Xbox 360 Light Right And RF Module Connected To Raspberry Pi

rpi-connected-to-xbox-lightring

If you want to mess around with your Xbox 360 controllers on a computer Microsoft would be happy to sell you a USB dongle to do so. But [Tino] went a different route. The board that drives the Xbox 360’s status light ring also includes the RF module that wirelessly connects the controllers. He wired this up to his Raspberry Pi using the GPIO header.

The module connects via an internal cable and is treated much like a USB device by the Xbox motherboard. The problem is that it won’t actually handle the 5V rail found on a USB connector; it wants 3.3V. But this is no problem for the RPi’s pin header. Once a few connections have been made the lights are controlled via SPI I2C and [Tino] posted some example code up on Github to work with the RF module. He plans to post a follow-up that interfaces the module with a simple microcontroller rather than an RPi board. If you can’t wait for that we’re sure you can figure out the details you need by digging through his example code.

22 thoughts on “Xbox 360 Light Right And RF Module Connected To Raspberry Pi

  1. After all these years I’m still tethered to my 360 by a light gray wire, so I don’t have this issue; been using my 360 controller with a PC for years.
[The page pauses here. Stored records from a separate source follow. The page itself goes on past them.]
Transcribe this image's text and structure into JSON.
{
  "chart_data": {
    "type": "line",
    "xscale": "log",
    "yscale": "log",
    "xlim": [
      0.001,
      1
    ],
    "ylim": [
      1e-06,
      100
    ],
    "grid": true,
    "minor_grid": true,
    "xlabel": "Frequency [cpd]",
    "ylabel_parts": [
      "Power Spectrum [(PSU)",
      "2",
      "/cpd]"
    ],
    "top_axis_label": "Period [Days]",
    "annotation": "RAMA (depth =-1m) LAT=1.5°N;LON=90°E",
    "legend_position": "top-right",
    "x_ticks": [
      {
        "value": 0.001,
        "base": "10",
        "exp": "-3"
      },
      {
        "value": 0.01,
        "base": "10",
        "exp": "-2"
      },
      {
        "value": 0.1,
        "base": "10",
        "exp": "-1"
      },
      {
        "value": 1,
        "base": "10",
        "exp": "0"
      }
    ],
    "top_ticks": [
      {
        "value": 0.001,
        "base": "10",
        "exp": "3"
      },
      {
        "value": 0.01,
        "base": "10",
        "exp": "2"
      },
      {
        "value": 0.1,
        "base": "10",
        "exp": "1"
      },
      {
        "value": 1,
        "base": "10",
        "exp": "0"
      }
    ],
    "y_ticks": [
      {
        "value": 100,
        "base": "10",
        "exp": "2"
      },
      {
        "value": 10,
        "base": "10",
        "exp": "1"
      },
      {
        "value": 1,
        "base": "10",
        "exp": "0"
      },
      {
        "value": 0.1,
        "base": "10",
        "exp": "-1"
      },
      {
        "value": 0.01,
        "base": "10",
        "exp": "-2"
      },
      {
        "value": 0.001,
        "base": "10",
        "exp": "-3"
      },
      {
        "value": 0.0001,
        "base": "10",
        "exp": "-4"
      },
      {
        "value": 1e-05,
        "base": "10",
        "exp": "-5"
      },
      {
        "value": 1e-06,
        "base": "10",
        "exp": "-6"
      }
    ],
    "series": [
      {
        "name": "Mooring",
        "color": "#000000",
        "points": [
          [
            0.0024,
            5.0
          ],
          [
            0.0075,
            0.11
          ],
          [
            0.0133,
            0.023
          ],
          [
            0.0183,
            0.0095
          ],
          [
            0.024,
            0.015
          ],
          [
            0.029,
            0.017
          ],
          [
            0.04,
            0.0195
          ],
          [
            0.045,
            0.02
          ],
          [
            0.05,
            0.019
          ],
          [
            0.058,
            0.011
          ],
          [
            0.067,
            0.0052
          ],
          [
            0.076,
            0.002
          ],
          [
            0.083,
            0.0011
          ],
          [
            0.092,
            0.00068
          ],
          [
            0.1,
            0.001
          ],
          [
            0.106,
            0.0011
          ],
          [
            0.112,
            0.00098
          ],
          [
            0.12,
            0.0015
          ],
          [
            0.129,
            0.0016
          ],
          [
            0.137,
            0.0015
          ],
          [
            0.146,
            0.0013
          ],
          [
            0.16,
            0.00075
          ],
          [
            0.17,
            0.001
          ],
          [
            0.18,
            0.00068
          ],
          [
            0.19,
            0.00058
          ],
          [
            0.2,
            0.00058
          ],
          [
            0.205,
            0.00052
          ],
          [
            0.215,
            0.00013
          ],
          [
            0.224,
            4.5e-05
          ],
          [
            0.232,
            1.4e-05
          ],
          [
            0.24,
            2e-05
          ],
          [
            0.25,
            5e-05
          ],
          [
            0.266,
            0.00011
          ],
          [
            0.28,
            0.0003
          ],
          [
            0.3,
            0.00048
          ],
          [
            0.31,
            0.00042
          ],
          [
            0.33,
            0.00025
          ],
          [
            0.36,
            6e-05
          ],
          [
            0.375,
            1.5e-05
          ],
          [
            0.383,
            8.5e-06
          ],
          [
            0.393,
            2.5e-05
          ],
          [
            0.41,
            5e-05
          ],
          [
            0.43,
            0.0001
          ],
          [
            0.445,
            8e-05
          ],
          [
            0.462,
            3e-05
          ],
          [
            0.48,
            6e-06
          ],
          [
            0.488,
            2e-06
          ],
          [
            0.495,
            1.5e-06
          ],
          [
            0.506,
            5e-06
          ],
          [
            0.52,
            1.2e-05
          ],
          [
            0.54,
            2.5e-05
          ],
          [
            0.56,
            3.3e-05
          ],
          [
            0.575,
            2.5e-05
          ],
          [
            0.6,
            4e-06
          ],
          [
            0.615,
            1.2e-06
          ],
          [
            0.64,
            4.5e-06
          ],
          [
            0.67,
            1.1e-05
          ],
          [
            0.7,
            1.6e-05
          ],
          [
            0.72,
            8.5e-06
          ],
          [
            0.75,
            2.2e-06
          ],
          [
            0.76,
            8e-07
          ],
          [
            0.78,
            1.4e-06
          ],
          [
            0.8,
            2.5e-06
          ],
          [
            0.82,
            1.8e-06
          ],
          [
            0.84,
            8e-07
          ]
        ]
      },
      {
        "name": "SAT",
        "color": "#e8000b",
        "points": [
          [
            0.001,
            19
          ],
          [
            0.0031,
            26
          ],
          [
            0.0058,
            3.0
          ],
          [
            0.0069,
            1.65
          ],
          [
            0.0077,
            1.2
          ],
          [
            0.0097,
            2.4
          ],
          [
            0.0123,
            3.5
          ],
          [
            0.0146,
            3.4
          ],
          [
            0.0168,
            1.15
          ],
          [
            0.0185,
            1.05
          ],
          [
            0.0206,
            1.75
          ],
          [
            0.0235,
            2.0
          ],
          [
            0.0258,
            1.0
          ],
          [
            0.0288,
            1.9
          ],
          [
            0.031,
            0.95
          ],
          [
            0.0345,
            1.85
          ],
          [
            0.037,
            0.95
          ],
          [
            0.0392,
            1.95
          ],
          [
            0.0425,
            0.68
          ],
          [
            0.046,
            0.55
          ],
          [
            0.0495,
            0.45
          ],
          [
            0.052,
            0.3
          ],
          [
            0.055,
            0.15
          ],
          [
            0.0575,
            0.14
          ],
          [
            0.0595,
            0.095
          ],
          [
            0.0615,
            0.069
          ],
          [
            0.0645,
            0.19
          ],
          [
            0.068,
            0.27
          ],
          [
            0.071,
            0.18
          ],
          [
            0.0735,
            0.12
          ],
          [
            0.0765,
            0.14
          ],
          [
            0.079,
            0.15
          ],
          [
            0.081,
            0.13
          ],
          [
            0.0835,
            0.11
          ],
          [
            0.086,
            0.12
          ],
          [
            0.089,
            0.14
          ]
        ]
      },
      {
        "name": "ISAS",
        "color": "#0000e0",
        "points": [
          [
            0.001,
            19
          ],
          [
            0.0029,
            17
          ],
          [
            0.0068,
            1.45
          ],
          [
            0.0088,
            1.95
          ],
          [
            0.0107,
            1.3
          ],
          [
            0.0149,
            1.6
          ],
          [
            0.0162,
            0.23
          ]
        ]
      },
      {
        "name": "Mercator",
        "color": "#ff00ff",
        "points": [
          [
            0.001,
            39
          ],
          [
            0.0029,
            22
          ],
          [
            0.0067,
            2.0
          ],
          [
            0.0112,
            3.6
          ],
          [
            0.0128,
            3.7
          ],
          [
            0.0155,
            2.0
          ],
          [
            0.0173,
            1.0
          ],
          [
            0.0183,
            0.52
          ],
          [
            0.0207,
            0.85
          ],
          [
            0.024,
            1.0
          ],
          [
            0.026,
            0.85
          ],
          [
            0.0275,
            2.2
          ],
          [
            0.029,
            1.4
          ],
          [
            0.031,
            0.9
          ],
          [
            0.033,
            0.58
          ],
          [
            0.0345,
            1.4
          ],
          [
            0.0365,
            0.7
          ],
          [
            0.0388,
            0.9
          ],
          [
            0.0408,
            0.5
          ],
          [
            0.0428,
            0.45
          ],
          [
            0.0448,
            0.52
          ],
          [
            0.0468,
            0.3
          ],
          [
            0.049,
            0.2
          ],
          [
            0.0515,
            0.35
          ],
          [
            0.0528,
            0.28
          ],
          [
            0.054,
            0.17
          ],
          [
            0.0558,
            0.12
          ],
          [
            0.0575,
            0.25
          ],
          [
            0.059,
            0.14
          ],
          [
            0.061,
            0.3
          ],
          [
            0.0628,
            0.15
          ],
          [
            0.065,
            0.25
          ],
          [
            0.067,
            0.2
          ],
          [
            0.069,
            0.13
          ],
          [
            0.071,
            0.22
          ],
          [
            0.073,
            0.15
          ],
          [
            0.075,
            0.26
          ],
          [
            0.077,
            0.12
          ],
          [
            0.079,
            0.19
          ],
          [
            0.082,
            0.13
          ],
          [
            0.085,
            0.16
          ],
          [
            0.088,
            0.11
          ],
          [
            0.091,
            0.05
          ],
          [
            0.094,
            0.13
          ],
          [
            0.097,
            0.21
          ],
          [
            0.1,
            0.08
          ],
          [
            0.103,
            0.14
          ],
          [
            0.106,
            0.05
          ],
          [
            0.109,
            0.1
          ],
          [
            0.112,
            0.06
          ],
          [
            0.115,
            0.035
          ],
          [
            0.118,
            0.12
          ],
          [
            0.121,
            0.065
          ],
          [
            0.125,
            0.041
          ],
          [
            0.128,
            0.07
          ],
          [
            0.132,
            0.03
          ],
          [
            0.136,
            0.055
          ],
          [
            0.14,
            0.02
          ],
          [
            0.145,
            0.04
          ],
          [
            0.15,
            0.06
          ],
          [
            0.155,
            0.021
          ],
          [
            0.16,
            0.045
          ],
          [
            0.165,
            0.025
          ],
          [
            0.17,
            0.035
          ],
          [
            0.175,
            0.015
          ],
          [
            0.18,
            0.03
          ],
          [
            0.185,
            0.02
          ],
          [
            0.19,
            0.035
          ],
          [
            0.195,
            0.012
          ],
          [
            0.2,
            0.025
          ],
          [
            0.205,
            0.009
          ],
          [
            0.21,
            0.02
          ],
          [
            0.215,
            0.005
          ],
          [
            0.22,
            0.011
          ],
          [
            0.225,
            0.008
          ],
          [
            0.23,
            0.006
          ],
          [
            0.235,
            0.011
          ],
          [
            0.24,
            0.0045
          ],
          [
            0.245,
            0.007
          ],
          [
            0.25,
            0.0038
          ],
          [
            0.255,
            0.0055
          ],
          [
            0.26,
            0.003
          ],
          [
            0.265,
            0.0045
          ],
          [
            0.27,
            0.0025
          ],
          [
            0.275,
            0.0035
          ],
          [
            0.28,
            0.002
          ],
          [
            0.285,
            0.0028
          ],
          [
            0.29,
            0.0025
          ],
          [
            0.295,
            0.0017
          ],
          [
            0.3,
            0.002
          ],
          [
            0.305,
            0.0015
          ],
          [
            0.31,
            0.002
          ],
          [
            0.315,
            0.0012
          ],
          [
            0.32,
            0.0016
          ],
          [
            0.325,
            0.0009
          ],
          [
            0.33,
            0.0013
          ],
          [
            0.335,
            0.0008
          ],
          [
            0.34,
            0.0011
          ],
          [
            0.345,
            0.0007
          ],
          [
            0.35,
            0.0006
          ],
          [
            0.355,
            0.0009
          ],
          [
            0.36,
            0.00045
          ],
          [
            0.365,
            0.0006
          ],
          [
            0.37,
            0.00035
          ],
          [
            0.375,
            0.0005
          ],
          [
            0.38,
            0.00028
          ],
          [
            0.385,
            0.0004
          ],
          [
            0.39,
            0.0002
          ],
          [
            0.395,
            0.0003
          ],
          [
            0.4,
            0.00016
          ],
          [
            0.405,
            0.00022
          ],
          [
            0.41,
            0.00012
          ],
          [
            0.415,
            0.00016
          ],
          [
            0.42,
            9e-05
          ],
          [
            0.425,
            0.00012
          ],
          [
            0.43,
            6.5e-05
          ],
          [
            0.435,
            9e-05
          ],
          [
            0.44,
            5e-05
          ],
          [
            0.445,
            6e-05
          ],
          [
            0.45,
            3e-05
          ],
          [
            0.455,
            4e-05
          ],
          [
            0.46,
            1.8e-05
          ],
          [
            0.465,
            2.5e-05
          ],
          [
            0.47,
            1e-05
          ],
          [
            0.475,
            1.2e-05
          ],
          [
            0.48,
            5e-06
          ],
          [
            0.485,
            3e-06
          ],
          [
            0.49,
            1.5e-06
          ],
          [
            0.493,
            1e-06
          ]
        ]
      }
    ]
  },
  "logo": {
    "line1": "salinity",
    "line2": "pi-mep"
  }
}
Of course, I don’t have the wonderful freedom that wireless gives you, so I’m still jealous. Nice hack.

        1. As much as I like this site, the inaccuracies in the writeups are really starting to take the piss now.

          Hacking is about DETAILS and this site can’t even get that right!

    1. I thought they were talking about a lite-brite at first!

      As for USB @ 3.3v, it’s hardly surprising that it would be 5v tolerant given that it’s the most common thing. Not that I have a xbox360 nor that I looked at its design.

  2. >The problem is that it won’t actually handle the 5V rail found on a USB connector; it wants 3.3V.

    Wrong. I wired mine from my old 360 directly to a USB plug and it’s worked perfectly for seven months now.

    1. I know that the device wants 3.3 but does that explicitly mean it won’t like 5v?
      I’ve had plenty of devices that will *play nice* with voltages a little out of their range with no problems.

      I”ve also read that what we would expect to be using standardised power systems in the 360 sometimes does not (kinect). Perhaps something similar could be true of this part too?

  3. Hey there,

    “3V3 or 5V”:
    Well, i could’t find any prof that the module is 5V tolerant. i didn’t even tried it with 5V. So unless i’m 100% sure that every rev of this unit would run with 5V i can’t write it into my article. ;)

    “Someone did that before!”:
    Yes, and i give some credits and a bit thanks to the original author (dilu) on the bottom of my article :)

    “your english is eeewww!”:
    And you are fully right with that. i come from germany and i didn’t had any extended english course or something similar. it becomes better, but it is still terrible ^^. Sorry about that. i could only write in german because of that, but then it would be useless for people that don’t speak german (and i even provide a full german version of this article). I personally think that you can understand what i’m doing there. If you want to improve the spelling or my english skills in general than write me an email and describe the errors i’ve made so i can correct it. (t.goehlert[at]googlemail.com)

    “SPI??”
    Yeah, mistakes happen from time to time ^^. i don’t think you would find anybody in gotham city who would say “aaarrgh, i can’t use it because it uses I2C instead of SPI” :D

  4. The corporation-symptoms are already visible, based on the complaints I see more and more often now compared to before hed HaD purchase Lol.

    it will be interesting to see if the peoples voice has any effects, or
    if it will be ignore like it usually is.

  5. They showed a similar project around a year ago using an arduino uno and a voltage regulator. So I built my own using a $25 arduino fio and hooked to the arduinos built in 3.3v out. Its still working today.